Soal pemicu perang sebenarnya ada banyak pendapat, yang dominan tentu provokasi Belanda yang memasang patok-patok di tanah milik leluhur Diponegoro. Namun demikian, banyak juga yang berpendapat bahwa hal itu terjadi karena intervensi Belanda yang cukup kuat di lingkungan istana. Demoralisasi istana sebagai pusat kebudayaan, politik dan agama orang Jawa terjadi begitu nyata.
Peter Carey sendiri melihat bahwa pecahnya Perang Jawa atau Diponegoro tidak lepas dari kondisi Jawa sebelumnya, mulai dari pasca bangkrutnya Vereenigde Oostindische Compagnie (VOC), kekuasaan langsung Belanda, pengaruh Revolusi Prancis (HW Daendels), penjajahan Inggris, hingga kembalinya Belanda di Jawa.
Carey mengatakan Yogyakarta menjadi daerah yang paling menderita dalam perubahan-perubahan tersebut. Apalagi setelah perampokan besar-besaran yang dilakukan oleh tentara Inggris di bawah kekuasaan Thomas S Raffles, kas Yogyakarta jeblok. Kekuasaan Kraton juga semakin sempit dan hanya menjadi kaki tangan penguasa Eropa di Batavia.
Di sisi lain, kondisi lingkungan yang parah, wabah kolera, hingga harga pangan yang melonjak memicu perlawanan rakyat terhadap hegemoni Belanda dan ningrat-ningrat, kalau bahasa sekarang oligarki, yang memeras mereka tanpa ampun.
Diponegoro, kata Carey, dengan cepat menyatukan para bangsawan, pejabat tinggi yang dipecat, guru agama, para bandit profesional, kuli angkut, butuh harian, kaum sikep hingga tukang dalam gerakan bersama. Tujuan mereka adalah untuk restore order atau mengembalikan tatanan Jawa Islam yang telah dirusak oleh Belanda dan ningrat pendukungnya.
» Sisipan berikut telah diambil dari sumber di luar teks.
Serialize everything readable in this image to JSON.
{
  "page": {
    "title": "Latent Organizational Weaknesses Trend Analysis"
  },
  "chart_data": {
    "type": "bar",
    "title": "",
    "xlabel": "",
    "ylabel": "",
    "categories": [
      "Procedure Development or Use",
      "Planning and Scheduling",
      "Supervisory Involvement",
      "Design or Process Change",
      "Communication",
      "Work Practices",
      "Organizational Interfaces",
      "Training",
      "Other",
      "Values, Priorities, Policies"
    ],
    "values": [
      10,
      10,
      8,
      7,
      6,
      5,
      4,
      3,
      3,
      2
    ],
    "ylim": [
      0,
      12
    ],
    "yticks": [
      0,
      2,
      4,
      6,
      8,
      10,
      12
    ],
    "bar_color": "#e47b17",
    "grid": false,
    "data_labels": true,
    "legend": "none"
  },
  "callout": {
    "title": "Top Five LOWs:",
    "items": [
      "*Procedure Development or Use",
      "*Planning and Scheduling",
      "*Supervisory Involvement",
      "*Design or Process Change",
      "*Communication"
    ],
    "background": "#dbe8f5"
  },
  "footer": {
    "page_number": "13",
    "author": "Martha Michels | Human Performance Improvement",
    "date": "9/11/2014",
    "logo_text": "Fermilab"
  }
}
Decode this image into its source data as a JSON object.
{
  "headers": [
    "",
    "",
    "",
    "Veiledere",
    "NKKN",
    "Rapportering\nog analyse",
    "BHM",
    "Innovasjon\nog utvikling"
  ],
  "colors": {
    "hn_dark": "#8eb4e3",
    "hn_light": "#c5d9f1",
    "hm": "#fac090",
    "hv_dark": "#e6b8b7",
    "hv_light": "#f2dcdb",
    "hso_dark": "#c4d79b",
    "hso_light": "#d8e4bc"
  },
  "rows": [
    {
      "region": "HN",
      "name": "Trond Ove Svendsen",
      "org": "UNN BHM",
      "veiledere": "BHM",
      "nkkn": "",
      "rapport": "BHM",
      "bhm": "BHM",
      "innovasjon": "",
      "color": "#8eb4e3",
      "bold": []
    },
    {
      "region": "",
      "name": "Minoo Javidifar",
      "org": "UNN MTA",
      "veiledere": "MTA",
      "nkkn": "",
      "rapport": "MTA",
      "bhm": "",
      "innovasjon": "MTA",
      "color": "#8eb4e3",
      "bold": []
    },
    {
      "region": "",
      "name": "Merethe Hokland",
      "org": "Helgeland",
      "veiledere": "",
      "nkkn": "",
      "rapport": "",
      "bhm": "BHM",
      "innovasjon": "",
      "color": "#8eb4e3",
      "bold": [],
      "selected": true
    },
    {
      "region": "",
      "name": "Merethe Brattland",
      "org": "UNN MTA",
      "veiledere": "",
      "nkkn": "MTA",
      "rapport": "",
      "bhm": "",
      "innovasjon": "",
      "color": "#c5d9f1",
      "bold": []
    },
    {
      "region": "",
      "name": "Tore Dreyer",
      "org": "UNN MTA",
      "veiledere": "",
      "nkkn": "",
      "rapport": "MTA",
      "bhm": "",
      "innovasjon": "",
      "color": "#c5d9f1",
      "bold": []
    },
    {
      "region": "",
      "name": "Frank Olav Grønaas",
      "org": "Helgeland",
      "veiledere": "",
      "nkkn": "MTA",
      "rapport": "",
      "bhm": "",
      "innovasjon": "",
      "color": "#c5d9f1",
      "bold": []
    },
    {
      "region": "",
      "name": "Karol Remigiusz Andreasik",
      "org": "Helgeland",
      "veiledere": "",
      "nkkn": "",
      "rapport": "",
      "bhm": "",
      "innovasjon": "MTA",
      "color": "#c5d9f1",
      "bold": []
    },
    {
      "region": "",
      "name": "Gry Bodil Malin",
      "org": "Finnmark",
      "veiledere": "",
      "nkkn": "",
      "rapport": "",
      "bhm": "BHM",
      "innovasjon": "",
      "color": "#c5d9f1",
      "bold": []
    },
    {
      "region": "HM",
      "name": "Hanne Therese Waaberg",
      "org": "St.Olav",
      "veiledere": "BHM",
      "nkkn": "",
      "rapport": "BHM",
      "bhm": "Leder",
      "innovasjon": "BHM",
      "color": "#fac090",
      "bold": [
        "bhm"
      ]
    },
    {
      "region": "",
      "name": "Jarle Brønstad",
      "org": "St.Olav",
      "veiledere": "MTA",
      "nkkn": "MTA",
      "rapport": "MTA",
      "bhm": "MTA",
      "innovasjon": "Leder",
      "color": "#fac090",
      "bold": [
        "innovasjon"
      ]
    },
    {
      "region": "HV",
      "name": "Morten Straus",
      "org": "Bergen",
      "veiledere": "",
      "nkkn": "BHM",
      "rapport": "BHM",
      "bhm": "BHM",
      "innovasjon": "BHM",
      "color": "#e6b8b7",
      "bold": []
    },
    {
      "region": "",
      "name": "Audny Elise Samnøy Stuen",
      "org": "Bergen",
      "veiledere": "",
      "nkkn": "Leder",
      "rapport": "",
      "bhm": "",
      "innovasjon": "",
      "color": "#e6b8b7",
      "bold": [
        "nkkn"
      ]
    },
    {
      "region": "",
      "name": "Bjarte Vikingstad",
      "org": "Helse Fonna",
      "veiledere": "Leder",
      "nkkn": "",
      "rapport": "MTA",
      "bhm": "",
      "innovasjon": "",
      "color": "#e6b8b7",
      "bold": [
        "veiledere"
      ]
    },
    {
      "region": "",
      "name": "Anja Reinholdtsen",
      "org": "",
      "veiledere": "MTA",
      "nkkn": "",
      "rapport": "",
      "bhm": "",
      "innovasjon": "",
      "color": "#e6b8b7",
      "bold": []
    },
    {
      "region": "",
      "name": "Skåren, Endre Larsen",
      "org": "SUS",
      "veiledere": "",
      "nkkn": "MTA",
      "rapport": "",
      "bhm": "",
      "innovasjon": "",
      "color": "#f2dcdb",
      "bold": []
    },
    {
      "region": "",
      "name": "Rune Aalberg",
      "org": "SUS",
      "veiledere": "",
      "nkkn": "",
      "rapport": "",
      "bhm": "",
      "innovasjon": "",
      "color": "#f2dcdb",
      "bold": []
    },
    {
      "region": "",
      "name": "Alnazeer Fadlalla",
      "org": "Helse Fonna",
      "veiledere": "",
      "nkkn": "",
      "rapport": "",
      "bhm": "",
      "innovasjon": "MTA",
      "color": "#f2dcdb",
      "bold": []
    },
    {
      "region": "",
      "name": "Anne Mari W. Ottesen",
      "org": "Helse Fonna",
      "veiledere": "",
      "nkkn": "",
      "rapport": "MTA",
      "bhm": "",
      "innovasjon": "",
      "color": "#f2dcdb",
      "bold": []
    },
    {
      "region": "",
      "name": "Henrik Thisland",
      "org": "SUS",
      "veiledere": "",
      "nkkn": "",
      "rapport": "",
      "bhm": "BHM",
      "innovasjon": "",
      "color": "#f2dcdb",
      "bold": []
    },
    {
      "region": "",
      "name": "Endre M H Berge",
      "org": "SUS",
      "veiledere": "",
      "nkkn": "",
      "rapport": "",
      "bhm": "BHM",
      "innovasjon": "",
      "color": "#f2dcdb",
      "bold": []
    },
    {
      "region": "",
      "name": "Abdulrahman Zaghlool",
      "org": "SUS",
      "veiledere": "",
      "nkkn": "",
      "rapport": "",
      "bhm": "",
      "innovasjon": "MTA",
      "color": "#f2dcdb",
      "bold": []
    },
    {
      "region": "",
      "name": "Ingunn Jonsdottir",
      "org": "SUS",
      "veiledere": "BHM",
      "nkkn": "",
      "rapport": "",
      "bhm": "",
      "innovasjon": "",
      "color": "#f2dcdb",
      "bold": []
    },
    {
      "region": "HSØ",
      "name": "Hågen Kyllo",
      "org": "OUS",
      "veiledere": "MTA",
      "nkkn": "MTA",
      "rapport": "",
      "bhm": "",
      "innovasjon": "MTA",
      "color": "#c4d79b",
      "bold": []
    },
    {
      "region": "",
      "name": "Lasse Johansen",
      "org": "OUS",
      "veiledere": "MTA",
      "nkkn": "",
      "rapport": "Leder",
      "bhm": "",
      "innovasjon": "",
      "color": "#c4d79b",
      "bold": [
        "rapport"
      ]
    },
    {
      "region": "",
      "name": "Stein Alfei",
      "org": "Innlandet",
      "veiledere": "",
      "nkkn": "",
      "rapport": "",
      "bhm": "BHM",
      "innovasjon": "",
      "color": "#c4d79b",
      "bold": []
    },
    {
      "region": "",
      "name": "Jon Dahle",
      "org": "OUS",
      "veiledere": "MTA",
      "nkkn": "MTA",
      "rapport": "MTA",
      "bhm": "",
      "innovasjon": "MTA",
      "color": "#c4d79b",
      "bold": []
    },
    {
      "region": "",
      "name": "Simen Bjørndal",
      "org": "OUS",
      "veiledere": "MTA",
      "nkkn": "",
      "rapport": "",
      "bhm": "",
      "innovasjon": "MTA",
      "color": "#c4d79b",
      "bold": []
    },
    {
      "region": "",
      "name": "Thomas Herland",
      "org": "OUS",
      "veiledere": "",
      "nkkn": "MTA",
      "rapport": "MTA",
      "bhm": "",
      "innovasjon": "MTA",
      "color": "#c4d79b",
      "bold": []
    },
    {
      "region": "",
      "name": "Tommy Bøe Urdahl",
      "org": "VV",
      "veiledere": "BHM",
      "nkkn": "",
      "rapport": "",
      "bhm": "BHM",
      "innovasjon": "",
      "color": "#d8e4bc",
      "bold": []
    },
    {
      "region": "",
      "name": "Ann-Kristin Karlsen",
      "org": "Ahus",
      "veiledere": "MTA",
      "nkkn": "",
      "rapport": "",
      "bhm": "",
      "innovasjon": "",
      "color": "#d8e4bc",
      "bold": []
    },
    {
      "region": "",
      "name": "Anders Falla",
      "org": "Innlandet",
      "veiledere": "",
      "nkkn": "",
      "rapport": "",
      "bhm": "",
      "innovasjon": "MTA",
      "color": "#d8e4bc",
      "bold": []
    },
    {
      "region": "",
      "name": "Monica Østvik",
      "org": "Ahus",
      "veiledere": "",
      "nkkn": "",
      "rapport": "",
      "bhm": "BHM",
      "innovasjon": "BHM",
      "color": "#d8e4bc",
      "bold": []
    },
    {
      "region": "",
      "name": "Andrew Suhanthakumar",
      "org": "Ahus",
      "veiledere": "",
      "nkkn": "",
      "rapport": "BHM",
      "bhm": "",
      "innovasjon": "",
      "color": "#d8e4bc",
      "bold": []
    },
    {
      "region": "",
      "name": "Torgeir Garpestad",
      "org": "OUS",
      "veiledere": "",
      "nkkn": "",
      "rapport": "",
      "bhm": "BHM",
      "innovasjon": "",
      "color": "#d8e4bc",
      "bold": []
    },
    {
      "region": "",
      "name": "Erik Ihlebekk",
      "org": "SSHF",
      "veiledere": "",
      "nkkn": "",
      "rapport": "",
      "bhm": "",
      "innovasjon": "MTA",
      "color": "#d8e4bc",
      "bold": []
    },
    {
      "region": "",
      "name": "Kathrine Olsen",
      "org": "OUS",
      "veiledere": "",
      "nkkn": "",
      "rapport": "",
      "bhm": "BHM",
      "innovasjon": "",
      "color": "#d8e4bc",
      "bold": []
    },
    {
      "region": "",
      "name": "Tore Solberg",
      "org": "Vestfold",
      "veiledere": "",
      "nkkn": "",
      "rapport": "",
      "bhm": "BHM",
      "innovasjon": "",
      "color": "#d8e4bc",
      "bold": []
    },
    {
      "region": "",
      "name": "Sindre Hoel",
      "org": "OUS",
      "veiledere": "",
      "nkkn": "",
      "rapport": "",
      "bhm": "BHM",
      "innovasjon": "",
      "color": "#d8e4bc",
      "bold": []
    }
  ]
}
Perlawanan pecah pada Juli-Agustus 1825. Rakyat bergerak dan mulai menyerang. Perlawanan ini kemudian menandai dimulainya Perang Jawa yang legendaris itu. "Munculnya Diponegoro yang bergelar ratu adil menyatukan banyak elemen sosial yang berbeda di bawah panji-panji Islam Jawa."